Meagan has written pieces for The Drum and The Conversation, has been quoted in a variety of publications (including The Age, The Times [UK], and Cosmopolitan), and recently appeared on the TV current affairs program, The Project.

She tweets @DrMeaganTyler.


Academics want their work to be read, and public engagement can be a very useful way to make sure this happens.

There are three main reasons why getting your research out to wider audience can be a good idea:

  1. you have expertise to share on a particular issue in the news,
  2. you want to get the results of your work out to the public, and
  3. you want to raise your profile.

As a researcher, it can be infuriating when you read a piece – in a newspaper or online – that deals with your research area, and it turns out to be misleading or inaccurate. It can be difficult, particularly as an early career researcher, to know how to add your voice and expertise to the debate.

There are several ways you can become more involved, including starting your own blog, getting active on Twitter, putting profile pages up on sites like Academia.edu, and writing opinion pieces. These take time and patience, but they will help raise your profile, thus improving your chances of being quoted in papers, interviewed on radio or TV, or invited to write.
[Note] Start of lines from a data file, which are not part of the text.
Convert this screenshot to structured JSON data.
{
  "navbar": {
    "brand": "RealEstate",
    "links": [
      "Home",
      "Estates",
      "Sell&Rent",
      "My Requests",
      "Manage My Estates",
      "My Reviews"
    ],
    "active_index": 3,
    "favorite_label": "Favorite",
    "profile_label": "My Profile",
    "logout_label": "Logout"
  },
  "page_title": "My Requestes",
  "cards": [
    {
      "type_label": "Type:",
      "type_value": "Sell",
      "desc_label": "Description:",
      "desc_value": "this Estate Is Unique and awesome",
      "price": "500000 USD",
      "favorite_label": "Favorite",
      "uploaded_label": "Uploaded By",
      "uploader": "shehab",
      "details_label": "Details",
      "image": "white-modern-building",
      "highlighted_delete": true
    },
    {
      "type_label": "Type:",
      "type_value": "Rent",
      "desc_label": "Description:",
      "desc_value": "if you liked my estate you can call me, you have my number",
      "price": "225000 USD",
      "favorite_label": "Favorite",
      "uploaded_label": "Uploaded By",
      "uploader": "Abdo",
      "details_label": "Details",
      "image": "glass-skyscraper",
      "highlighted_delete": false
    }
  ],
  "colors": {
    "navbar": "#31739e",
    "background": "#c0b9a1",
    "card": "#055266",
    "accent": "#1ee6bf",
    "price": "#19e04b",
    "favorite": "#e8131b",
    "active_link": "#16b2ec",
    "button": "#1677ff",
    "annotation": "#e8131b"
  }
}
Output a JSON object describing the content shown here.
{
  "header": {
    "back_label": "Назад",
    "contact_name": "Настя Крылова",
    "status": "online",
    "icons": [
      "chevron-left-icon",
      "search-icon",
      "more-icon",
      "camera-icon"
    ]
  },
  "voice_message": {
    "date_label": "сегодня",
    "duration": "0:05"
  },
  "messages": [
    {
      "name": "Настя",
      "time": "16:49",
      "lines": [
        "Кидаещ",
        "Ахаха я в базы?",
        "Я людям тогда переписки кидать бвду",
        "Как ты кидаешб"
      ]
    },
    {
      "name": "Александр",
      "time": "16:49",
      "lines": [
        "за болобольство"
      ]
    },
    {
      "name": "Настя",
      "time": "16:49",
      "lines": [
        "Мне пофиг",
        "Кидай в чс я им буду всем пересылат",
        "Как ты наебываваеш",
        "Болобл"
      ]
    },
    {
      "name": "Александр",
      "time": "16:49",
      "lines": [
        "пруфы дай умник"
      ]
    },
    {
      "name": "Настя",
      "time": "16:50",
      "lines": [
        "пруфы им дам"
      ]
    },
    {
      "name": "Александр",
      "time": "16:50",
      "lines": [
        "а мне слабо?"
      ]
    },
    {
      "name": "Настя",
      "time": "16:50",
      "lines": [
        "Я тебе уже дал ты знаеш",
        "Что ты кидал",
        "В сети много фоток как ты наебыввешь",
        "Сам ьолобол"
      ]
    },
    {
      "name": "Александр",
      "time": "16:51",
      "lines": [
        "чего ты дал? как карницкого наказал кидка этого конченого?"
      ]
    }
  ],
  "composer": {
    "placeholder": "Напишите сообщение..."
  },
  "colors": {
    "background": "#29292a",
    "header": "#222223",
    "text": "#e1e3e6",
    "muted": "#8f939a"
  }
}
A soap box (Photo by MonsieurLui - http://www.flickr.com/photos/monsieurlui)

A soap box (Photo by MonsieurLui – http://www.flickr.com/photos/monsieurlui)

All of this means that your research will be more widely read, and the possibility that you might actually influence public debate on a topical issue is much greater.

If there is a particular issue in the news that relates to your work, it’s always helpful to contact your institution’s media unit as a first port of call. In fact, if you have just started in a new position or have recently completed a major piece of work (funded project, PhD etc.), it can be valuable simply to let your media unit know you exist and are able to comment on certain areas. They may be able to direct media queries to you in the future, or help you get opinion pieces published.

Many university media units also offer writing and media engagement workshops to help you figure out what the mainstream media are looking for in an op-ed. These can be a great place to start, and are a helpful reminder that academic writing is often a world away from conveying your point to a broader audience in only 600-800 words.